И тут же под ней появился темно-розовый раскрытый пион. Лила устроилась в середине цветка, аккуратно расправила пышный подол на коленях и начала беззаботно болтать босыми ножками. Ее голубые глаза смотрели на меня безо всякого выражения.
– Лила! – умоляющим тоном заговорила я и сложила ладони лодочкой. – Прошу, умоляю. Хоть что-то! Я умираю от неизвестности.
– Но ведь ты уже успела кое-что выяснить, – заметила она и улыбнулась, обнажив крохотные белые клыки.
– Не верю в его смерть! Что с Грегом?
– Не нужно так нервничать, – пожурила она. – Энергия отчаяния, исходящая от тебя, буквально заполняет пространство и колышет его, словно сильные потоки воздуха. Это неприятно. И мне она не нравится. То, что излучали вы с Грегом, когда находились вместе, было намного приятнее.
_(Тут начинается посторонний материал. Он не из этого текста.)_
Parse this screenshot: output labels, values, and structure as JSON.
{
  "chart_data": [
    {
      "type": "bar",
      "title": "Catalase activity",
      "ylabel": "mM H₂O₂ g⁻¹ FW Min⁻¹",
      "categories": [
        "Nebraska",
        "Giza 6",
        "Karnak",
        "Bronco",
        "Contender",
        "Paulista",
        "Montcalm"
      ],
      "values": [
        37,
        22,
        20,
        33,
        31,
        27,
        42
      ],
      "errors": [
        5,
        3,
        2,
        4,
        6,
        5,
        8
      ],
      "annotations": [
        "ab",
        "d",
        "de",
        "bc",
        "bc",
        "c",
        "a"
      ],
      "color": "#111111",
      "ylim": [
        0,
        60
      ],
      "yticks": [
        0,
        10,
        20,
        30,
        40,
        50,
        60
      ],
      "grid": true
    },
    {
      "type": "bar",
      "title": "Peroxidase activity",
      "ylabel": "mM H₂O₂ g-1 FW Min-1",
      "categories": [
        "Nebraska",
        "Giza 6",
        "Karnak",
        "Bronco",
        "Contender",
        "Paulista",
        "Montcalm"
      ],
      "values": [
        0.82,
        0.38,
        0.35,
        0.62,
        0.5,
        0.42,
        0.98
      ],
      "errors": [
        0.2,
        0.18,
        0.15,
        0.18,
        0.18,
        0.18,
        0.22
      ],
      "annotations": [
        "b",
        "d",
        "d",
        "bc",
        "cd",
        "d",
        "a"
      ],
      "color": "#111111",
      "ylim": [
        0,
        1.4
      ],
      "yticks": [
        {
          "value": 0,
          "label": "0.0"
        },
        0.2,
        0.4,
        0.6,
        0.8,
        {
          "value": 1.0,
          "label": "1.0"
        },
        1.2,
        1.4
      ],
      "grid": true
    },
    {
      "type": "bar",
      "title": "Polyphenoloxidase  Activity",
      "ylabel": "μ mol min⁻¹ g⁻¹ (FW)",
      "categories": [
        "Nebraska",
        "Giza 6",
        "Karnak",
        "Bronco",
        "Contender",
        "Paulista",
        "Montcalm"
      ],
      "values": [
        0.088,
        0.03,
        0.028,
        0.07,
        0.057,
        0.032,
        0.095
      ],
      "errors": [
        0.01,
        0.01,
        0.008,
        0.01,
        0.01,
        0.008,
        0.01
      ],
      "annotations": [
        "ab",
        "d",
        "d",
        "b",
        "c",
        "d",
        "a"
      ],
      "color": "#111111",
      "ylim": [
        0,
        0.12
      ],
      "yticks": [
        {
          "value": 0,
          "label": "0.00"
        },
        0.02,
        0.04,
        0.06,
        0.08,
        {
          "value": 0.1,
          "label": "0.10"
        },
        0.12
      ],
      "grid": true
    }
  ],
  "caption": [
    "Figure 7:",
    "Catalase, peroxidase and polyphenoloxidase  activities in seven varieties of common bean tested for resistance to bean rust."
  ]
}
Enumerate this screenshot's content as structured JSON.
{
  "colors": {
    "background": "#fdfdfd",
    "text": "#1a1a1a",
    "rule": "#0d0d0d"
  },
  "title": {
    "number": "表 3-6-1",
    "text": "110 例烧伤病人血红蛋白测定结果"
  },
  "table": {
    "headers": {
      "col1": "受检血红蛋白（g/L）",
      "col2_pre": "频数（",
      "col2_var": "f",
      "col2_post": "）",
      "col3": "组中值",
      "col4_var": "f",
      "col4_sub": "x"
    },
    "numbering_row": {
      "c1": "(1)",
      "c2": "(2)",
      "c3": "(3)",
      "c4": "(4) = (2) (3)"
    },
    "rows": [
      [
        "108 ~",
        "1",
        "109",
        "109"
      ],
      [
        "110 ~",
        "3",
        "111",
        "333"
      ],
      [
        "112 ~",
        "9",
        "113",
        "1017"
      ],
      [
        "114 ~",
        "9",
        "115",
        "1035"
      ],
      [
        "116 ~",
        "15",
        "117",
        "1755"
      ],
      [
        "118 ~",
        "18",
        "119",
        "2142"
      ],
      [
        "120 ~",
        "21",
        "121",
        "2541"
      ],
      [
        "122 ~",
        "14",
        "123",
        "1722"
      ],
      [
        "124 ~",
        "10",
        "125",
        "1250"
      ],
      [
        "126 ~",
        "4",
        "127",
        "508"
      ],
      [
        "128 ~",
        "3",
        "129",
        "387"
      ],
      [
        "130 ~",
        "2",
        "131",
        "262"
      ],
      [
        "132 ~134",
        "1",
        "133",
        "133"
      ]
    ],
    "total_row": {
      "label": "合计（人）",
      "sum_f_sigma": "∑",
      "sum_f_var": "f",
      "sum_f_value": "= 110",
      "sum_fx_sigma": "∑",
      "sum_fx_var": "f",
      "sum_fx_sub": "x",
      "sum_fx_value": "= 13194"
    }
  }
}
– Хорошо, я постараюсь успокоиться, – быстро согласилась я. – Говори, я вся внимание!
– Как я уже сообщала, я не могу взаимодействовать с Грегом, он больше не вампир, – начала она. – Но случилось так, что возле него практически сразу после превращения появился вампир. И я вынуждена была вмешаться. Странно, что Грег увидел меня. Хотя, как я уже тебе говорила, он не вполне обычен и какие-то способности у него сохранились.
– Да-да! – взволнованно произнесла я. – У меня есть роман Рубиана Гарца и там он подробно пишет обо всем, что с ним происходило после превращения. И что у него тоже сохранились неординарные способности. Он какие-то странные сны видел, вещие.
– Ох, уж этот мне Гарц и его сны! – вздохнула Лила. – Все из-за него.
– Что ты хочешь этим сказать? – нетерпеливо спросила я.
Она достала откуда-то из недр пиона туго свернутый рулончик тетрадных листов и протянула мне. Я взяла и с недоумением на нее посмотрела.
– Тут все, что тебе нужно, – сказала она. – Но учти, прежде чем вновь орать «Лила! Лила!», хорошенько подумай и все взвесь.
– Но…, – начала я.
Пион распушился, Лила тихо засмеялась и начала разбрасывать его лепестки, словно это были крупные розовые перья. Я заворожено смотрела на это облако, пока оно не исчезло вместе с ней. Потом развернула листки и увидела неровные строчки, написанные пером и чернилами. Увидев обращение «Любимая моя Лада», не сдержала слез. Я буквально не верила своим глазам. Однако то, что это написал Грег, сомнения не вызывало. Лила принесла мне от него весточку. Я вытерла глаза и постаралась взять себя в руки. Привожу текст полностью.
«Любимая моя Лада, сам не верю, что могу передать тебе письмо, но Лила твердо обещала сделать это. Как же я скучаю по тебе! Любовь моя! Это невыносимо! Сердце ноет при одной мысли о тебе. И в то же время так странно думать, что ты еще даже не родилась. Иногда мне страшно за свою психику. Но начну все по порядку.
Все произошло именно так, как я и думал. Но какие мучительные ощущения! Мне казалось, все внутри раздирается на острые ледяные осколки, которые ранят мое оживающее тело. Я настолько погрузился в эти внутренние ощущения, что полностью выпал из действительности. И вот лед растаял, принеся мне и боль и облегчение одновременно. Жар разлился от макушки до кончиков пальцев, уничтожая последние остатки холода. Я почувствовал, как поменялся воздух, втянул давно забытые запахи, услышал шум улицы, сильно отличающий от привычного. И открыл глаза.